Chirpy thanked his friend Kiddie Katydid for this valuable bit of news. And he said he’d be sure to remember it.

“Well,” Kiddie Katydid observed, “if you forget it when you meet Mr. Nighthawk you’ll forget it only once. For he’ll grab you quick as a flash.”

Chirpy Cricket pondered a good deal over the talk he had with Kiddie Katydid. It was clear that Mr.

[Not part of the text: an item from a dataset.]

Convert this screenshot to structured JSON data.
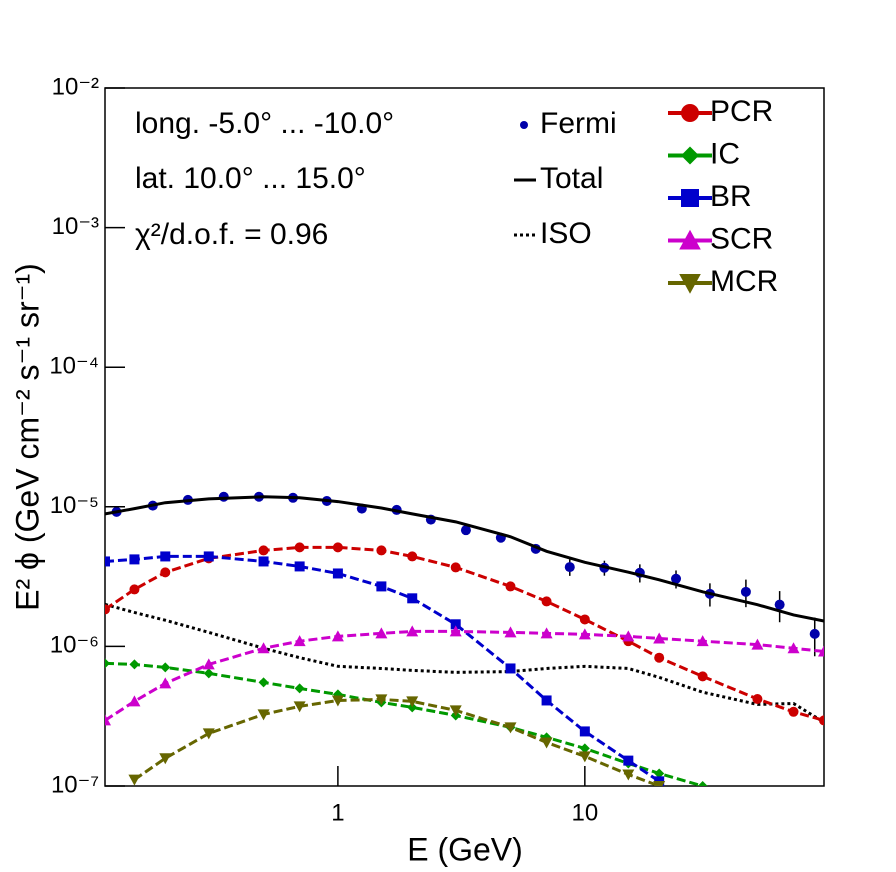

Nighthawk was a dangerous person. “Perhaps”—Chirpy thought—“perhaps if I could get him to take a greater interest in his music he wouldn’t be so ferocious. Yes! I feel sure that if I could only persuade him to practice that booming sound it would give Mr. Nighthawk something pleasant to think of. Who knows but that he might become as gentle as I am?”

Chirpy Cricket liked that notion so much that he thought of little else. He even began to consider making a journey to the woods where Mr. Nighthawk lived, in order to meet that gentleman and offer to train him to be a better musician. And at last Chirpy had even decided to go—as soon as the moon should be full. He spent much of his time listening for Mr. Nighthawk’s Peent! Peent! which now and then came faintly across the meadow, and the dull, muffled boom that often followed.

While Chirpy waited for the moon to grow full, one night an odd thing happened. The stars twinkled overhead. There wasn’t a cloud in the sky. Yet all at once a loud boom startled Chirpy Cricket and made him leap suddenly towards home.

“Goodness!” he cried to Kiddie Katydid, who happened to be near him. “Did you hear the thunder?”

“That wasn’t thunder,” Kiddie said. “And you’d better not jump like that again. Mr. Nighthawk is here. He made that sound himself.”